A history of hospital stay within three months prior to the MDR bacteremia was observed in 58% of bacteremia. The median length of hospitalization was 44.8 days (6-147 days). Prior broad-spectrum antibiotic prescription within a month prior to bacteremia was observed in 48% of bacteremia, with a median duration of 15 days (6-35 days). This antibiotherapy was based on monotherapy (n=3, 13%) or a combination of two or more antibiotics (n=20, 87%). Imipenem (n=12), teicoplanin (n=11) and ciprofloxacin (n=7) were the most prescribed antibiotics.

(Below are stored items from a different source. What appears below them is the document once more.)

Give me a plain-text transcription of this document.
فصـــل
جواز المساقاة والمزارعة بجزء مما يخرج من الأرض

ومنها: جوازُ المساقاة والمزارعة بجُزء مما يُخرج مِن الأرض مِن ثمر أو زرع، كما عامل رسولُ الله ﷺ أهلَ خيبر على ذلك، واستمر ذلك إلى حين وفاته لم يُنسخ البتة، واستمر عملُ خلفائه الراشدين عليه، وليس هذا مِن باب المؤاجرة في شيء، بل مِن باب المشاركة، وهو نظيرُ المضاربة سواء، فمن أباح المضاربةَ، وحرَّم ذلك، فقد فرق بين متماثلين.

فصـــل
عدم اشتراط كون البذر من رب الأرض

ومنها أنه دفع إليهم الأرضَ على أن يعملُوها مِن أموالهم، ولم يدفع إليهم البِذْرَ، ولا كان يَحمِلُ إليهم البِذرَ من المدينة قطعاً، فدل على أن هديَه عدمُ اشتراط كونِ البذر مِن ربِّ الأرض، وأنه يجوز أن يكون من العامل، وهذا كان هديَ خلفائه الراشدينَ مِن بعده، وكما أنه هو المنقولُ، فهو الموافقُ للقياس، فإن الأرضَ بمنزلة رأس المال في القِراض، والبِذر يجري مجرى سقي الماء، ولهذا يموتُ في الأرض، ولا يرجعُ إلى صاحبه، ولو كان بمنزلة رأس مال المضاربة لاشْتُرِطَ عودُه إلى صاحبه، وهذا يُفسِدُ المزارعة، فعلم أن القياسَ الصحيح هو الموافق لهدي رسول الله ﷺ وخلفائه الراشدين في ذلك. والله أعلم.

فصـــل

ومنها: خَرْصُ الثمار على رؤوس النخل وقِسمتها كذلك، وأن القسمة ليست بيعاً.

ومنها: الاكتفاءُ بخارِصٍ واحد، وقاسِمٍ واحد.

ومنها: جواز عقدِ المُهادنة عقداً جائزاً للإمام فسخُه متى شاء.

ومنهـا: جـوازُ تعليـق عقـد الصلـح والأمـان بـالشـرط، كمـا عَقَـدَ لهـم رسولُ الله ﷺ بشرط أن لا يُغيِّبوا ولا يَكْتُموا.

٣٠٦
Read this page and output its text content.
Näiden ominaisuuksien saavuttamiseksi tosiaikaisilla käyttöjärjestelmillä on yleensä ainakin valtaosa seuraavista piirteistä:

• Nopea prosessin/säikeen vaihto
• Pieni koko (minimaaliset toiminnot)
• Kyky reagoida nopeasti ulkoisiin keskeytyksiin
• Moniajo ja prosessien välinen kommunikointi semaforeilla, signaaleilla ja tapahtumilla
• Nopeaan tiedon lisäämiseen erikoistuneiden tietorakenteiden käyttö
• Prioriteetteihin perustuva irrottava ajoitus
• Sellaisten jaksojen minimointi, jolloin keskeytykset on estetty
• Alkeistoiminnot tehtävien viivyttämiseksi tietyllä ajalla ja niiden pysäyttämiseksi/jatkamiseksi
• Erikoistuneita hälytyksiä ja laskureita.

Clinical presentation, treatment and outcome
Isolated fever was present in 48% of cases at the time of bacteremia. Bacteremia was related to CVC in 21% of cases. One or more secondary infectious localizations were associated with bacteremia in 21% of cases. The most common were cutaneous (11%), pulmonary (4%) and ear nose and throat infectious foci (4%). In our study, first-line antibiotherapy was based on a monotherapy in 19% of cases and a dual therapy in 81% of cases. The median time to start it was two days (1-3 days). The most commonly prescribed antibiotic was imipenem (50%), mainly in combination with amikacin (27%). This first-line antibiotherapy was adequate in 44% of bacteremia. A second-line antibiotherapy was indicated in 63% of cases (n=30) either because of antimicrobial resistance (n=27) or persistence of fever or worsening of symptomatology (n=3).
In ESBL-E bacteremia (n=29), a second-line antibiotherapy was prescribed in 20 cases (69% of ESBL-E bacteremia). It was based on colistin (n=12), imipenem (n=10), fosfomycin (n=5) or ciprofloxacin (n=1).
Regarding MDR P. aeruginosa bacteremia (n=9), the use of a second-line antibiotherapy was noted in six cases. Colistin (5/6), imipenem (5/6) and amikacin (4/6) were prescribed.
For MDR A. baumannii bacteremia (n=6), a second-line antibiotherapy was necessary in 3/6 cases, based on colistin in three cases and fosfomycin in two cases.
For VRE bacteremia (n=2), pristinamycin was prescribed as a second-line therapy in combination with linezolid in one case. First-line antibiotherapy, based on teicoplanin, was appropriate in MRSA bacteremia (n=2).
In our study, MDR bacteremia attributable mortality was 13% (6/45): 4/29 ESBL-E and 2/9 MDR P. aeruginosa (Table 3).

Bacteriological study
The rate of MDR responsible for bacteremia in HSCT recipients was 37.5% (48/128 strains isolated from blood cultures). This rate was stable over time (rs=0.18; p =0.6).
MDR bacteria were dominated by ESBL-E (60%) followed by MDR P. aeruginosa (19%), MDR A. baumannii (13%), MRSA (4%) and VRE (4%). Among the ESBL-E (n=29), K. pneumoniae (n=17) and E. coli (n=5) were the most isolated strains (59% and 17%, respectively) (Table 2).
For ESBL-E, antibiotic resistance rates were as follows: ertapenem 31% (MIC:  0.75- 32 mg/L), imipenem 17% (MIC: 3-32 mg/L), ciprofloxacin 83%, amikacin 31%, fosfomycin 10% and colistin 15%. P. aeruginosa were resistant in 78% to piperacillin-tazobactam, 67% to ceftazidim, 44% to imipenem (MIC: 8-64 mg/L), 56% to amikacin and 100% to ciprofloxacin. No strain was resistant to colistin.
Strains of A. baumannii were resistant to all antibiotics tested (piperacillin-tazobactam, ticarcillin-clavulanic acid, ceftazidim, cefepime, imipenem, gentamicin, amikacin and ciprofloxacin) except for colistin which was active in all cases.
Both strains of MRSA were resistant to gentamicin and ciprofloxacin and susceptible to pristinamycin, rifampicin, tigecycline, linezolid and glycopeptides.
VRE strains were both resistant to ampicillin and susceptible to linezolid, tigecyclin and quinupristin-dalfopristin. High-level resistance to gentamicin was observed in one strain.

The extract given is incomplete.